The study found that school children who had been exposed to sweet-flavoured e-cigarettes expressed a greater interest in buying them than their peers.
As e-cigarettes are now being marketed in about 8,000 different flavours, it has raised concerns that the use of e-cigarettes among children could lead them to smoking tobacco later on.
The University of Cambridge study supported moves for greater regulation of advertising for e-cigarettes, including rules that adverts must not be likely to appeal to under-18s.
It is illegal to sell e-cigarettes and e-liquids to under-18s in the UK, but their use rose from five per cent in 2013 to eight per cent in 2014, researchers from the university's Behaviour and Health Research Unit said.

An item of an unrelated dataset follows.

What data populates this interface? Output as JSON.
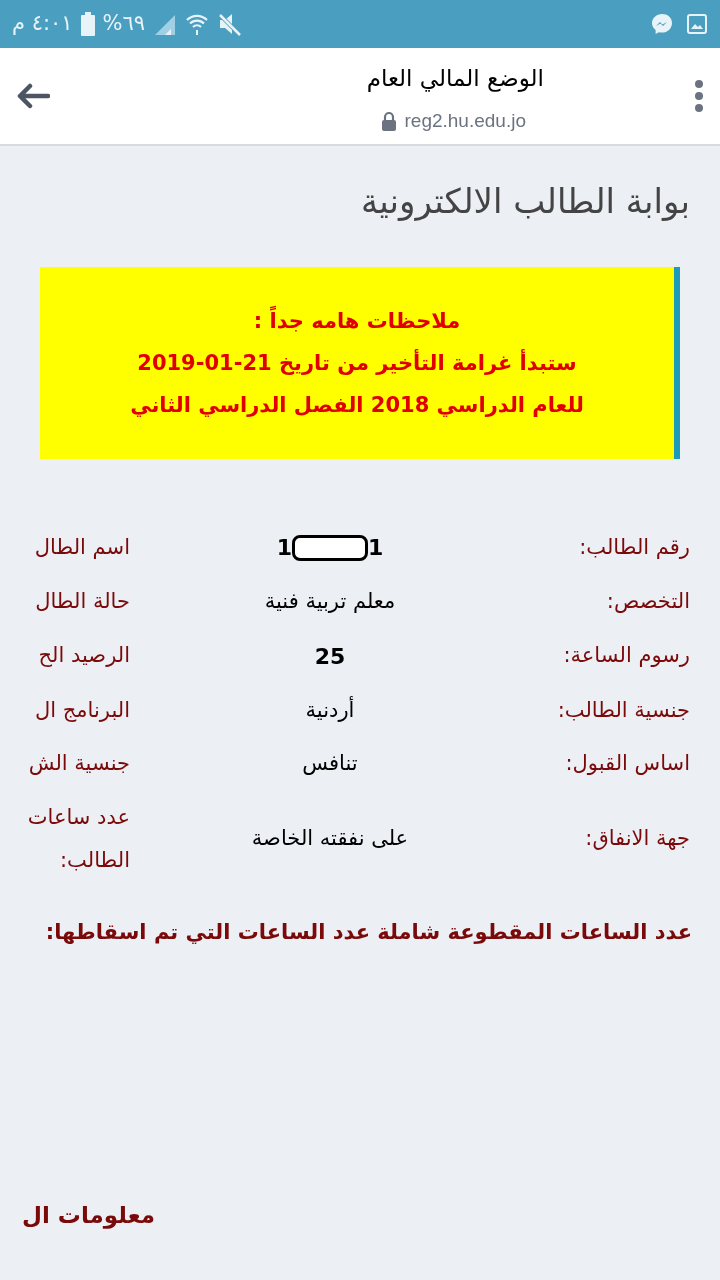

New rules have been issued by the Committee on Advertising Practice but do not include explicit prohibitions on candy-like flavours.
The results of the current study supported upcoming changes in EU regulations of marketing e-cigarettes, but raise questions about the need for further regulation regarding the content of products with high appeal to children.
Professor Kevin Fenton, director for health and wellbeing at Public Health England, told the Press Association: "Responsible e-cigarette marketing needs to recruit adults away from smoking and in the UK it has been effective in doing this. And there is no evidence that advertising has encouraged young people to take up regular vaping."